Practice 7: Combine reforms into one coherent plan

Problem
Separate changes in ships, bases, personnel, and strategy can work against one another.

Action
Link new technology, operating methods, organization, and resource choices into a single plan.

Outcome
Coordinated reforms produce greater military value from limited resources.

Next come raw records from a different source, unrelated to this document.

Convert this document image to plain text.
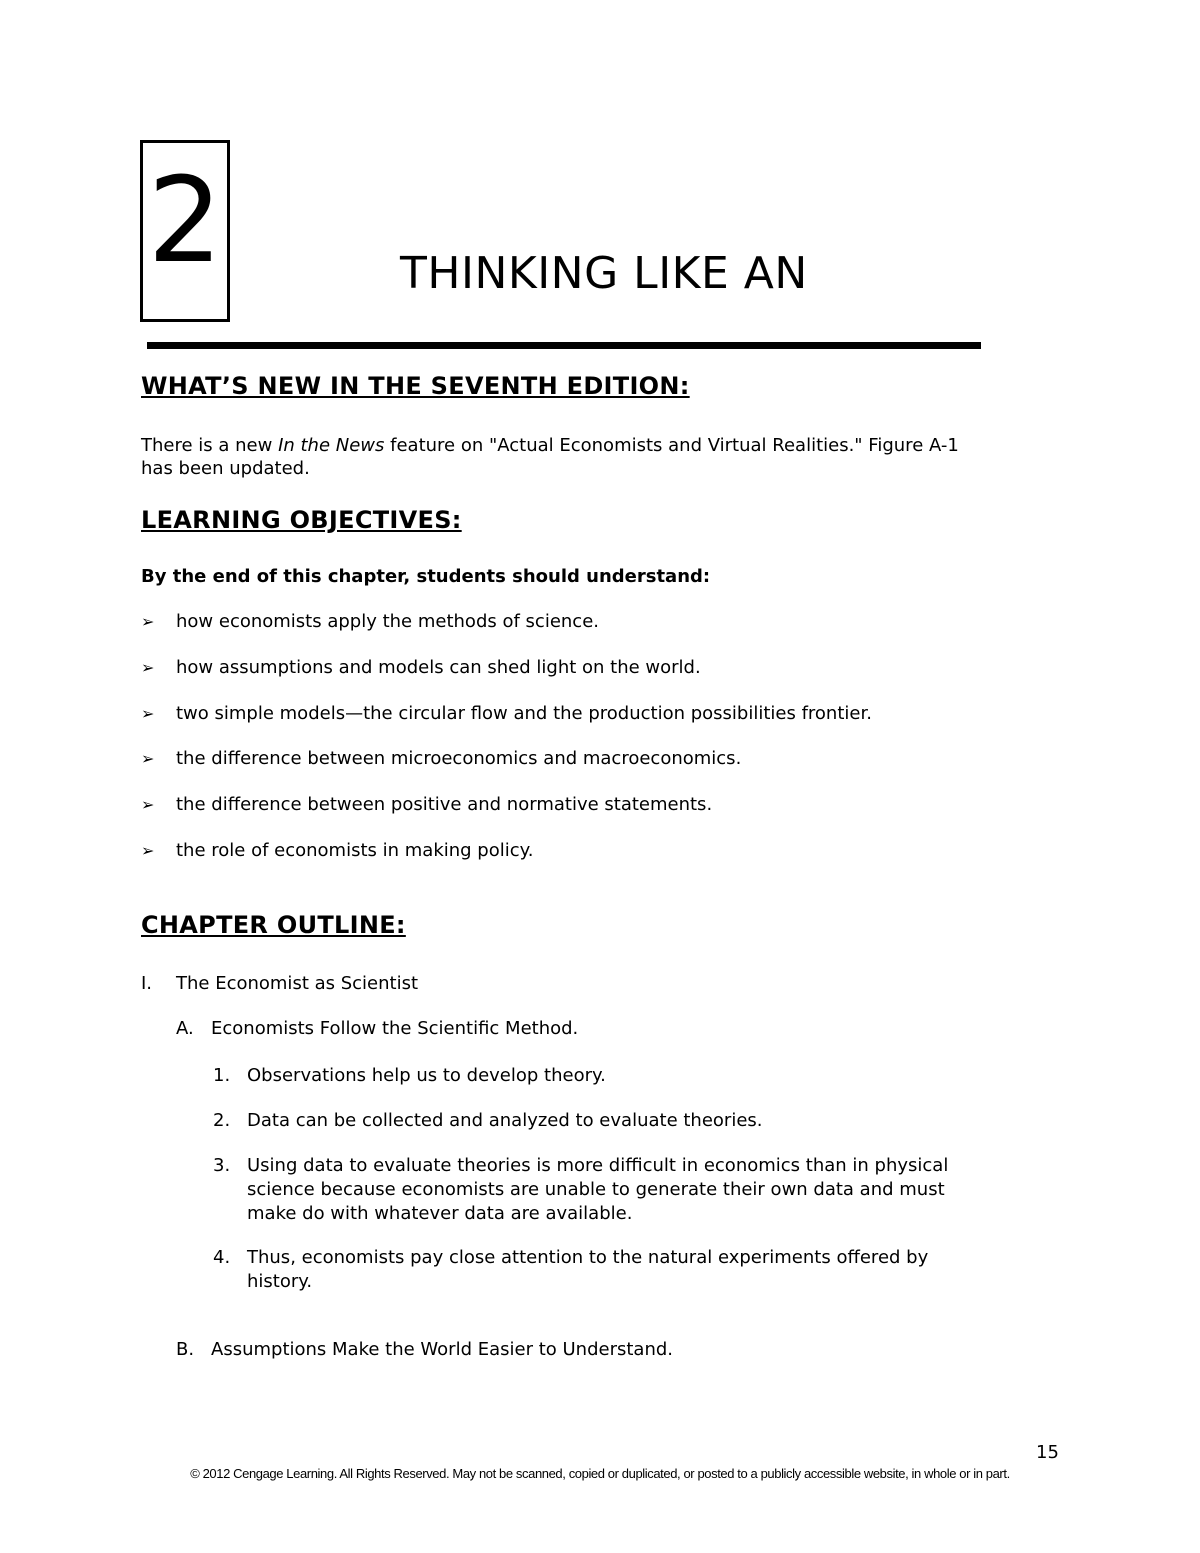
2	THINKING LIKE AN
WHAT’S NEW IN THE SEVENTH EDITION:
There is a new In the News feature on "Actual Economists and Virtual Realities." Figure A-1
has been updated.
LEARNING OBJECTIVES:
By the end of this chapter, students should understand:
➢ how economists apply the methods of science.
➢ how assumptions and models can shed light on the world.
➢ two simple models—the circular flow and the production possibilities frontier.
➢ the difference between microeconomics and macroeconomics.
➢ the difference between positive and normative statements.
➢ the role of economists in making policy.
CHAPTER OUTLINE:
I. The Economist as Scientist
A. Economists Follow the Scientific Method.
1. Observations help us to develop theory.
2. Data can be collected and analyzed to evaluate theories.
3. Using data to evaluate theories is more difficult in economics than in physical
science because economists are unable to generate their own data and must
make do with whatever data are available.
4. Thus, economists pay close attention to the natural experiments offered by
history.
B. Assumptions Make the World Easier to Understand.
15
© 2012 Cengage Learning. All Rights Reserved. May not be scanned, copied or duplicated, or posted to a publicly accessible website, in whole or in part.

Chapter: Part II - Fisher's Scheme

Practice 8: Test new ways to break positional warfare

Problem
New weapons provide little advantage when forces use them within old methods.

Action
Experiment with combined armored, air, infantry, and communication capabilities under realistic conditions.

Outcome
Integrated forces can restore movement and overcome fixed defenses.

Chapter: Part II - Out of the Trenches

Practice 9: Shift resources away from declining platforms

Problem
Prestige and past success can keep resources tied to platforms that are losing combat value.

Action
Use realistic exercises to compare established platforms with emerging alternatives.

Outcome
Resources move toward forces that can survive and fight in future conditions.

Chapter: Part II - Twilight of the Battle Line

Practice 10: Replace attack volume with accurate effects

Problem
Large forces waste weapons and expose more people when they depend on repeated attacks against the same target.

Action
Connect precise weapons with reliable sensors, communications, and target information.

Outcome
Smaller forces can destroy important targets with fewer attacks.

Chapter: Part II - From Mass to Precision

Practice 11: Apply recurring lessons without copying history

Problem
Directly copying past reforms ignores differences in technology, enemies, and strategic conditions.

Action
Use recurring historical patterns to test current assumptions and choices.

Outcome
Leaders gain useful guidance while remaining responsive to present conditions.

Chapter: Part II - Echoes of History

Practice 12: Close the gap between insight and action

Problem
Recognizing a military change has little value when institutions delay practical preparation.

Action
Fund experiments and field-limited capabilities while uncertainty remains.

Outcome
Steady preparation reduces the risk of strategic surprise.

Chapter: Part II - Where Do We Stand?